Principal Investigators
Logan Elliott
Inclusive Dates 
04/01/21 to 09/30/22

Background

This research aims to answer two open questions within the space of creating lidar maps using vehicle mounted sensors: how to automatically incorporate expert human knowledge into machine learning models to remove objects in the scene that don’t belong in the map; and how to execute those models in real time on vehicle-relevant hardware rather than the typical high-powered desktop hardware found in the literature. The central research question is aimed at answering if removing short term static objects from the map increases overall robustness. The team also hopes to discover and document best practices for the practical implementation of the results in diverse applications.

Approach

The first step to addressing these challenges is to design a structured representation of the data which can be fed into a neural network in such a way to take advantage of current neural network research. By unravelling lidar data into an image-like representation we can effectively train a neural network.
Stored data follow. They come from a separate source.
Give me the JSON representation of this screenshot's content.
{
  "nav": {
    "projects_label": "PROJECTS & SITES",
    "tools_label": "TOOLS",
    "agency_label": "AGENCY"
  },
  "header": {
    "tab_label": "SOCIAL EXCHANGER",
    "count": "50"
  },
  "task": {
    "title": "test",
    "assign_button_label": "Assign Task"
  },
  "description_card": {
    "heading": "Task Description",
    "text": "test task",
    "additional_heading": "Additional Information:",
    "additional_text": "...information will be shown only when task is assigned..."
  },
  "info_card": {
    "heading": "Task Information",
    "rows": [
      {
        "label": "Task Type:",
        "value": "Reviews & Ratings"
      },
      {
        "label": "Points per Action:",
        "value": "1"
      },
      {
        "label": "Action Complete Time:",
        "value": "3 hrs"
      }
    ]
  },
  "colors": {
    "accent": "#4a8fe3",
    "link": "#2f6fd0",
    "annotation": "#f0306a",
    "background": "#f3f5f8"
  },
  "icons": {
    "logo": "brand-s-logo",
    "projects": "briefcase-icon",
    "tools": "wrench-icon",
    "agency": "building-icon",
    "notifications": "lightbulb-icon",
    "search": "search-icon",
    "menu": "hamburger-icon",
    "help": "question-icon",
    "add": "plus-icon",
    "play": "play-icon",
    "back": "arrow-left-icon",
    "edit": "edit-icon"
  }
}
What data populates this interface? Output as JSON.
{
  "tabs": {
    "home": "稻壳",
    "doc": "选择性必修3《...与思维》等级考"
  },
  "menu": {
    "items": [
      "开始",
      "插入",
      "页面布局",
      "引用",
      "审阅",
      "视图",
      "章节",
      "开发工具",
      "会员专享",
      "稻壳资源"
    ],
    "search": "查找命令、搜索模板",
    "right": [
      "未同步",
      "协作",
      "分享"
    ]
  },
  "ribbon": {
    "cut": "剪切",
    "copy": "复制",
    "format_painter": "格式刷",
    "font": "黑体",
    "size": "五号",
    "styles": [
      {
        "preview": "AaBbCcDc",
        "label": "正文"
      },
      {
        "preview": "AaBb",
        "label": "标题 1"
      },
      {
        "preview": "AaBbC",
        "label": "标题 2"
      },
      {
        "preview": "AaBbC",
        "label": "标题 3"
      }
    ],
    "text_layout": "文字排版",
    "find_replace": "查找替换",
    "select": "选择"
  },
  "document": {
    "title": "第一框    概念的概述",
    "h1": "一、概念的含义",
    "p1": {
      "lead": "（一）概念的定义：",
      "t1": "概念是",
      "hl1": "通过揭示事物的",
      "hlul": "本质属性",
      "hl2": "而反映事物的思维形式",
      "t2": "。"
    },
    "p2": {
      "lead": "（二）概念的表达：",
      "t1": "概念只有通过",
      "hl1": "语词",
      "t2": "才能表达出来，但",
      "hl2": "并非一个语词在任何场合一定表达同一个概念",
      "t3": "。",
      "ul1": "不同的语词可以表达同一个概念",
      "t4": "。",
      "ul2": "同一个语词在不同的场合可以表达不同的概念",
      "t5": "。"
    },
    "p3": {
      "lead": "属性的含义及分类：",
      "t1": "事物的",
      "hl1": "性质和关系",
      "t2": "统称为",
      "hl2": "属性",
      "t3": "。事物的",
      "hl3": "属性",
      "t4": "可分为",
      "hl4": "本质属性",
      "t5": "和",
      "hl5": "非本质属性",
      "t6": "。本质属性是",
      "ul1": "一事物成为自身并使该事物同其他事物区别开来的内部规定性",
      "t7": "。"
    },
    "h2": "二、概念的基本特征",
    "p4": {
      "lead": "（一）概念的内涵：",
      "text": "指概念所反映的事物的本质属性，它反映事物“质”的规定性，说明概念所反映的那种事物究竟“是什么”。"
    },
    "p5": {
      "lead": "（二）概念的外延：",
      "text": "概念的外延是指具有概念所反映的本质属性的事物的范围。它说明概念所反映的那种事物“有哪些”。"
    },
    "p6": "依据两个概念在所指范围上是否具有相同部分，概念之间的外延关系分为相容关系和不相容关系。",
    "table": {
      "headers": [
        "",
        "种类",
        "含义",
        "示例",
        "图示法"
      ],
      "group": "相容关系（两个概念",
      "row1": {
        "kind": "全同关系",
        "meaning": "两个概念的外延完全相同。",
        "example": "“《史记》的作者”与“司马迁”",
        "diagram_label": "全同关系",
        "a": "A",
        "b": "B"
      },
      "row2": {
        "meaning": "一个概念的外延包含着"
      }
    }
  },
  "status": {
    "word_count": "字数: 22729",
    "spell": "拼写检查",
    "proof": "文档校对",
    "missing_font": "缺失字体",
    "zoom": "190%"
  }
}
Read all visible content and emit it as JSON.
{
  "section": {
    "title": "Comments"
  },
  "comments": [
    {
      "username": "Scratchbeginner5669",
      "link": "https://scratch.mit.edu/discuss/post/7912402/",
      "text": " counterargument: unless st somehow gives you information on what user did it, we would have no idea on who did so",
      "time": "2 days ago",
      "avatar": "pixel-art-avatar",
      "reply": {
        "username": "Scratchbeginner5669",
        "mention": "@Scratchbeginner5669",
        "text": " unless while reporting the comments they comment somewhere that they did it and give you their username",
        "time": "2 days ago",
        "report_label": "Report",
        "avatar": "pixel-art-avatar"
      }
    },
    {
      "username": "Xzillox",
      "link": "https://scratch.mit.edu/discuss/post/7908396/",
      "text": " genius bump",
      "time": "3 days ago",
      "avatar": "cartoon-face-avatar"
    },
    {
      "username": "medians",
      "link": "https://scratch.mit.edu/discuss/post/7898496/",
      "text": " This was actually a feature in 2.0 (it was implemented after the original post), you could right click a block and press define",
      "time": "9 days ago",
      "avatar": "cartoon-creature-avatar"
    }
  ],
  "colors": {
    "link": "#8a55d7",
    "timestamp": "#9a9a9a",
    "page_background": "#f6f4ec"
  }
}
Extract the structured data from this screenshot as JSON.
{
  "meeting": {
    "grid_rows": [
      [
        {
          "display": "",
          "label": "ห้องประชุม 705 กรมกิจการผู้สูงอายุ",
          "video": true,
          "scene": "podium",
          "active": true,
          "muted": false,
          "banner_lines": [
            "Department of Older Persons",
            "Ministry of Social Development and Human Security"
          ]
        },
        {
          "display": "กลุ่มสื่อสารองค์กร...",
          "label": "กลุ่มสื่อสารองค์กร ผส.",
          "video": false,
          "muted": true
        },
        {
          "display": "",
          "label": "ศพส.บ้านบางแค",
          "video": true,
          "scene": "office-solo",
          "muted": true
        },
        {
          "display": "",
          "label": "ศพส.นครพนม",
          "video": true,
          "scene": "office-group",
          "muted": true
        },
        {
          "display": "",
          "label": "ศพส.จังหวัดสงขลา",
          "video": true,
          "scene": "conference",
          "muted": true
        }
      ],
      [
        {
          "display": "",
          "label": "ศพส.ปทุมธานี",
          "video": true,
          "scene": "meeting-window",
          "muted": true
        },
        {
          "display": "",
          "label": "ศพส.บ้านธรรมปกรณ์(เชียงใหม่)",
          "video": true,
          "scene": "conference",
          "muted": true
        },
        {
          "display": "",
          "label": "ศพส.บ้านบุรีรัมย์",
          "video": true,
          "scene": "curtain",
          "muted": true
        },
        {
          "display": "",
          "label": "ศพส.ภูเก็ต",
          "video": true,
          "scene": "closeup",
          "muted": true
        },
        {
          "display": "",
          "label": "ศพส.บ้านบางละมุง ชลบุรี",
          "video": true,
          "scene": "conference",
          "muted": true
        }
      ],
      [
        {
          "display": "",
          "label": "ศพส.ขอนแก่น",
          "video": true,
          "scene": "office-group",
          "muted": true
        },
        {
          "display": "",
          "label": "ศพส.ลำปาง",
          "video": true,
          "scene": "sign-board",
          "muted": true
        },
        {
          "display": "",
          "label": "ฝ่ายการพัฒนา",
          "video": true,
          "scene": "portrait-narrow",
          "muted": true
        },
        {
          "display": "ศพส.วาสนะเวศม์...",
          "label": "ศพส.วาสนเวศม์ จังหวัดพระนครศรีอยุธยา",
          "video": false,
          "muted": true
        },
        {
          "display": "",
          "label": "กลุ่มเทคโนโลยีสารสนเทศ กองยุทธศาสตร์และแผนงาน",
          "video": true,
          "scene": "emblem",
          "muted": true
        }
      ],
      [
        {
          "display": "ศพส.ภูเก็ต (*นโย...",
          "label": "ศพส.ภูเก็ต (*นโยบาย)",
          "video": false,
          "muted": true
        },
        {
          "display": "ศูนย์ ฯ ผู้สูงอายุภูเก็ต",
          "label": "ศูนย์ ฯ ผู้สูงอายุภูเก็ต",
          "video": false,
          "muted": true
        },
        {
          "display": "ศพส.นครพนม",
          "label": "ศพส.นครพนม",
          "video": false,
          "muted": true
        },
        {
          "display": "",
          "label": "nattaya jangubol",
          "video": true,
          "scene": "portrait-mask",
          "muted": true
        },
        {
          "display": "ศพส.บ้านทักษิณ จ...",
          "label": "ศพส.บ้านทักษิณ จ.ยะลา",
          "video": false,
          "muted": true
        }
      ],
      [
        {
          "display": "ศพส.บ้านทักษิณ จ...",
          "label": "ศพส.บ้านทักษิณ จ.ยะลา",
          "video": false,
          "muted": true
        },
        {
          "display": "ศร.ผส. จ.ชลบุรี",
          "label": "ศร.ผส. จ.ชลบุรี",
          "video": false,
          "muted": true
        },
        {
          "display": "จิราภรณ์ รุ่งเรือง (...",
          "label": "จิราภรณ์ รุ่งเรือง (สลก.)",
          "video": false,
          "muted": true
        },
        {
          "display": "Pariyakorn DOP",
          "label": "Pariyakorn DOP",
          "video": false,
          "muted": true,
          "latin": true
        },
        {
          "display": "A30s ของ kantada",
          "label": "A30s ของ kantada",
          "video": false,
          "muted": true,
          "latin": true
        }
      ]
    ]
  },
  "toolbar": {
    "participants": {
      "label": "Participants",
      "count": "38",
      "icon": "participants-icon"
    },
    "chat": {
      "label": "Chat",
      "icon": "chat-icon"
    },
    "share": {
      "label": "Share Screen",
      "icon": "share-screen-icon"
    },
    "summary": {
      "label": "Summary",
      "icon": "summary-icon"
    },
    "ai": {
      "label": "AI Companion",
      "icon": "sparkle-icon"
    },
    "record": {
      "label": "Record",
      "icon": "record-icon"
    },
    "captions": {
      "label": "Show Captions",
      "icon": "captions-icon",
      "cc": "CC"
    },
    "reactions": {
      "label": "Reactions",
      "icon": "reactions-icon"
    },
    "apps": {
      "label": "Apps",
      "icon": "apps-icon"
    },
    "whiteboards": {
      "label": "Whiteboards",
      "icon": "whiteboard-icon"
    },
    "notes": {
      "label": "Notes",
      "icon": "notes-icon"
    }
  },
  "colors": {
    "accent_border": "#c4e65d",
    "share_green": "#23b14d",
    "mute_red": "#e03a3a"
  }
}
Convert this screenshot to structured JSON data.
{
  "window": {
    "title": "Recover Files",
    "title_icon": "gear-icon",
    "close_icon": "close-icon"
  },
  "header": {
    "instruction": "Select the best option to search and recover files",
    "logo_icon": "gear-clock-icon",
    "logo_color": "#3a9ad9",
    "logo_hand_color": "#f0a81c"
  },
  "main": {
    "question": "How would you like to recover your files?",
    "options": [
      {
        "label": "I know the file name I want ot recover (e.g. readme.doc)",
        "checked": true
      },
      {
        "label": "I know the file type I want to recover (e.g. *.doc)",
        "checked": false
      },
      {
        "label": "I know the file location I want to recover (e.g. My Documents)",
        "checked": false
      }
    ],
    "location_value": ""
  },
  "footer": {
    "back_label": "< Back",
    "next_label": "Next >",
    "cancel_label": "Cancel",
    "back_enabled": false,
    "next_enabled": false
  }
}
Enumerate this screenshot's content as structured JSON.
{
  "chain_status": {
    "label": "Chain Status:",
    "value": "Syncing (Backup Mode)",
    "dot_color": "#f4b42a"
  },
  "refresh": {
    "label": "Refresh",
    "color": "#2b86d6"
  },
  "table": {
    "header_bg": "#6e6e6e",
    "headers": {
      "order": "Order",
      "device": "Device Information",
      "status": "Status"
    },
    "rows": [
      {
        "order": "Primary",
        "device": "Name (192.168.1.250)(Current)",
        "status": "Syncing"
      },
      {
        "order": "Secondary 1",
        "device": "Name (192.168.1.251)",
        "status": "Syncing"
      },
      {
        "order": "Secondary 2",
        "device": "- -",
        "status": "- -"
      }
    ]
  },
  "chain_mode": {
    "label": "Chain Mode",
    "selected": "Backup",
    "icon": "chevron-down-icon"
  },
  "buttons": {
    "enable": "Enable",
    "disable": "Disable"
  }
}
The second step is to use these labeled point clouds to effectively remove objects that result in non-robust features for simultaneous localization and mapping (SLAM) techniques. This is done in a two-stage process. Some features are persisted through the SLAM algorithm and removed in a post processing step as they have low temporal variance. Objects that have a high temporal variance are removed before the SLAM step.

The third step is re-localizing on maps with objects removed. This was done with a Lidar processing pipeline that computes correspondences between lidar clouds based on a scale invariant feature transform (SIFT) feature extractor.

Accomplishments

The team has designed, trained, and tested a neural network architecture to perform the map labelling task. This utilized open-source datasets and classical computer vision data preprocessing. The team also created a SLAM based pipeline for initial mapping and post processing of the labeled data. This allows for objects to be pre-processed before the SLAM stage and have a human operator efficiently clean the map in the post processing step. Finally, the team implemented a lidar scan matching pipeline for testing the work. The team was able to effectively demonstrate that removing long-term dynamic obstacles improved the robustness of the map.